Reputation: 25
I have this file:
$ cat file.txt
/home/user/abc test1 15-03-25
/home/user/abc test2 15-03-25
/home/user test3 15-03-25
/home/user test4 15-03-25
and I need to match lines with exact path specified in variable ($pathtosearch = /home/user
).
I tried basic awk command:
$ awk "$pathtosearch" file.txt
/home/user/abc test1 15-03-25
/home/user/abc test2 15-03-25
/home/user test3 15-03-25
/home/user test4 15-03-25
but it doesn't match exact string.
I need output to look like this:
$ command?? file.txt
/home/user test3 15-03-25
/home/user test4 15-03-25
Any ideas?
Upvotes: 1
Views: 555
Reputation: 44063
Do not substitute the variable directly into the awk code; it will be treated as code instead of data, and you'll run into problems with metacharacters (and open yourself to code injection vulnerabilities).
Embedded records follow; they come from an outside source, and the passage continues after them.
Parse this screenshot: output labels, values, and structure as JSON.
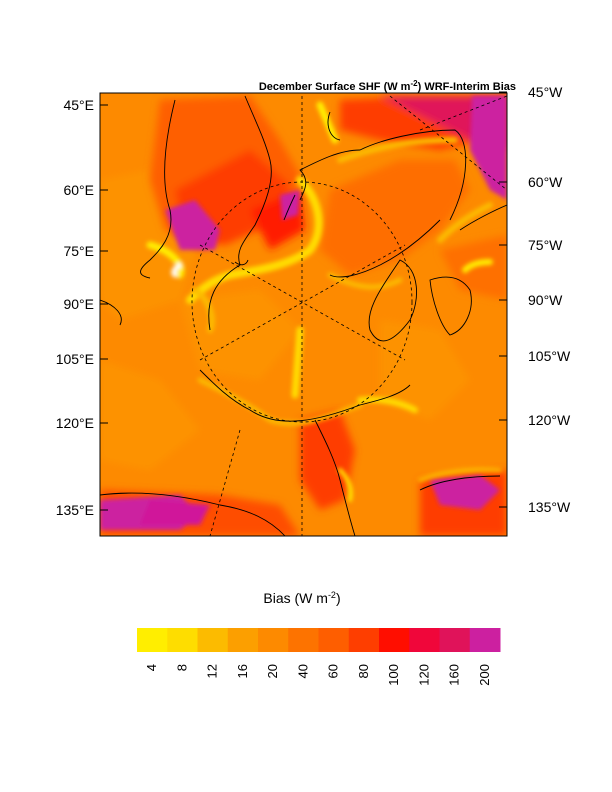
{
  "map": {
    "title_prefix": "December Surface SHF (W m",
    "title_exp": "-2",
    "title_suffix": ") WRF-Interim Bias",
    "left_labels": [
      "45°E",
      "60°E",
      "75°E",
      "90°E",
      "105°E",
      "120°E",
      "135°E"
    ],
    "right_labels": [
      "45°W",
      "60°W",
      "75°W",
      "90°W",
      "105°W",
      "120°W",
      "135°W"
    ]
  },
  "colorbar": {
    "label_prefix": "Bias (W m",
    "label_exp": "-2",
    "label_suffix": ")",
    "ticks": [
      "4",
      "8",
      "12",
      "16",
      "20",
      "40",
      "60",
      "80",
      "100",
      "120",
      "160",
      "200"
    ],
    "colors": [
      "#ffee00",
      "#fedd00",
      "#fcbb00",
      "#fc9f00",
      "#fd8a00",
      "#fd7300",
      "#fe5e00",
      "#fe3e00",
      "#ff0e00",
      "#f0063a",
      "#e0135a",
      "#cc20a0"
    ]
  },
  "palette": {
    "background_field": "#fd8a00",
    "coast": "#000000"
  }
}
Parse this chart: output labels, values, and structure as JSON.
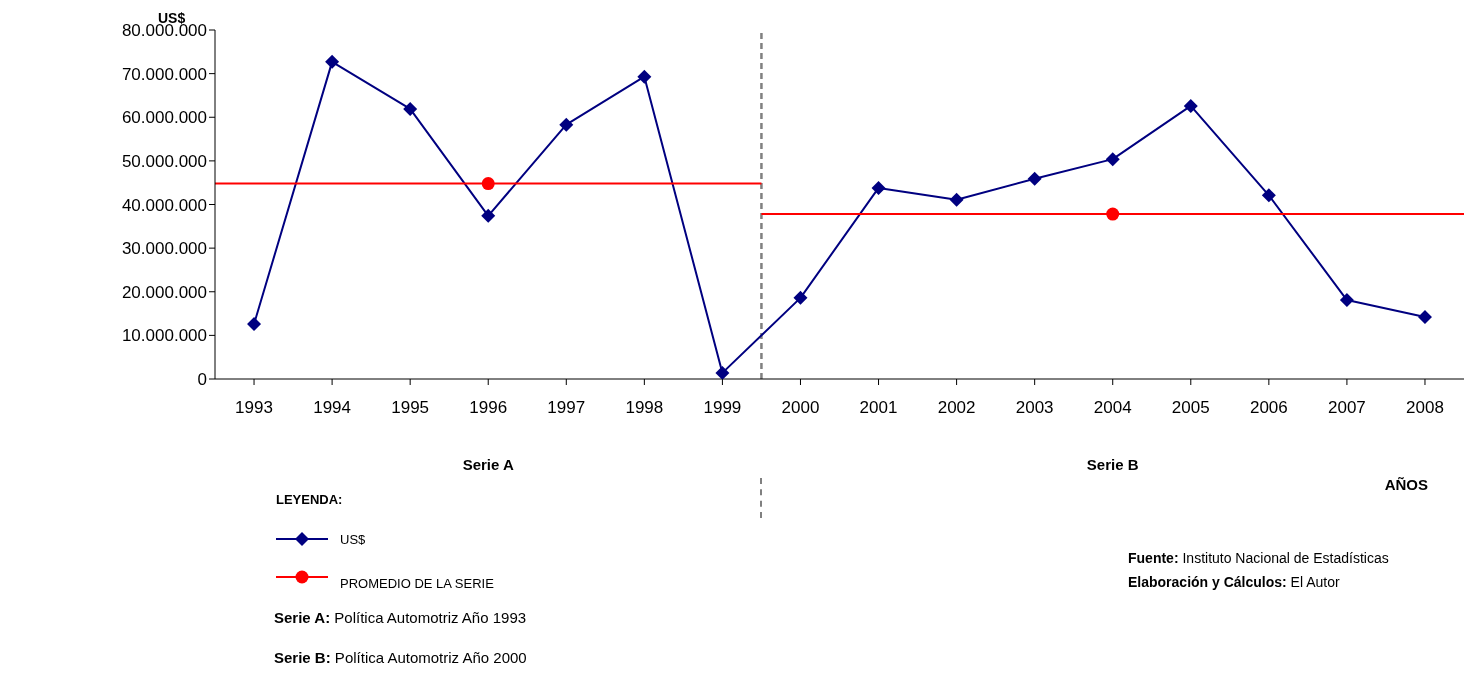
{
  "chart_data": {
    "type": "line",
    "ylabel": "US$",
    "xlabel": "AÑOS",
    "legend_title": "LEYENDA:",
    "legend": "bottom left",
    "grid": false,
    "x": [
      1993,
      1994,
      1995,
      1996,
      1997,
      1998,
      1999,
      2000,
      2001,
      2002,
      2003,
      2004,
      2005,
      2006,
      2007,
      2008
    ],
    "xlim": [
      1992.5,
      2008.5
    ],
    "xticks": [
      1993,
      1994,
      1995,
      1996,
      1997,
      1998,
      1999,
      2000,
      2001,
      2002,
      2003,
      2004,
      2005,
      2006,
      2007,
      2008
    ],
    "ylim": [
      0,
      80000000
    ],
    "yticks": [
      0,
      {
        "value": 10000000,
        "label": "10.000.000"
      },
      {
        "value": 20000000,
        "label": "20.000.000"
      },
      {
        "value": 30000000,
        "label": "30.000.000"
      },
      {
        "value": 40000000,
        "label": "40.000.000"
      },
      {
        "value": 50000000,
        "label": "50.000.000"
      },
      {
        "value": 60000000,
        "label": "60.000.000"
      },
      {
        "value": 70000000,
        "label": "70.000.000"
      },
      {
        "value": 80000000,
        "label": "80.000.000"
      }
    ],
    "series": [
      {
        "name": "US$",
        "color": "#000080",
        "marker": "diamond",
        "values": [
          12600000,
          72700000,
          61900000,
          37400000,
          58300000,
          69300000,
          1400000,
          18600000,
          43800000,
          41100000,
          45900000,
          50400000,
          62600000,
          42100000,
          18100000,
          14200000
        ]
      },
      {
        "color": "#ff0000",
        "marker": "none",
        "x": [
          1992.5,
          1999.5
        ],
        "values": [
          44800000,
          44800000
        ]
      },
      {
        "color": "#ff0000",
        "marker": "none",
        "x": [
          1999.5,
          2008.5
        ],
        "values": [
          37800000,
          37800000
        ]
      },
      {
        "name": "PROMEDIO DE LA SERIE",
        "type": "scatter",
        "color": "#ff0000",
        "marker": "circle",
        "x": [
          1996,
          2004
        ],
        "values": [
          44800000,
          37800000
        ]
      }
    ],
    "ref_lines": [
      {
        "axis": "x",
        "value": 1999.5,
        "color": "#808080",
        "line_style": "dashed"
      }
    ],
    "annotations": [
      "Serie A",
      "Serie B",
      "Fuente: Instituto Nacional de Estadísticas",
      "Elaboración y Cálculos: El Autor",
      "Serie A: Política Automotriz Año 1993",
      "Serie B: Política Automotriz Año 2000"
    ]
  }
}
Instead use -v
to make the variable known to the awk code, and use an appropriate test to select the lines:
awk -v path="$pathtosearch" '$1 == path' file.txt
If the data is tab-separated (I have a hunch it might be), specify the field separator explicitly:
awk -F '\t' -v path="$pathtosearch" '$1 == path' file.txt
This will avoid problems with spaces in the search path.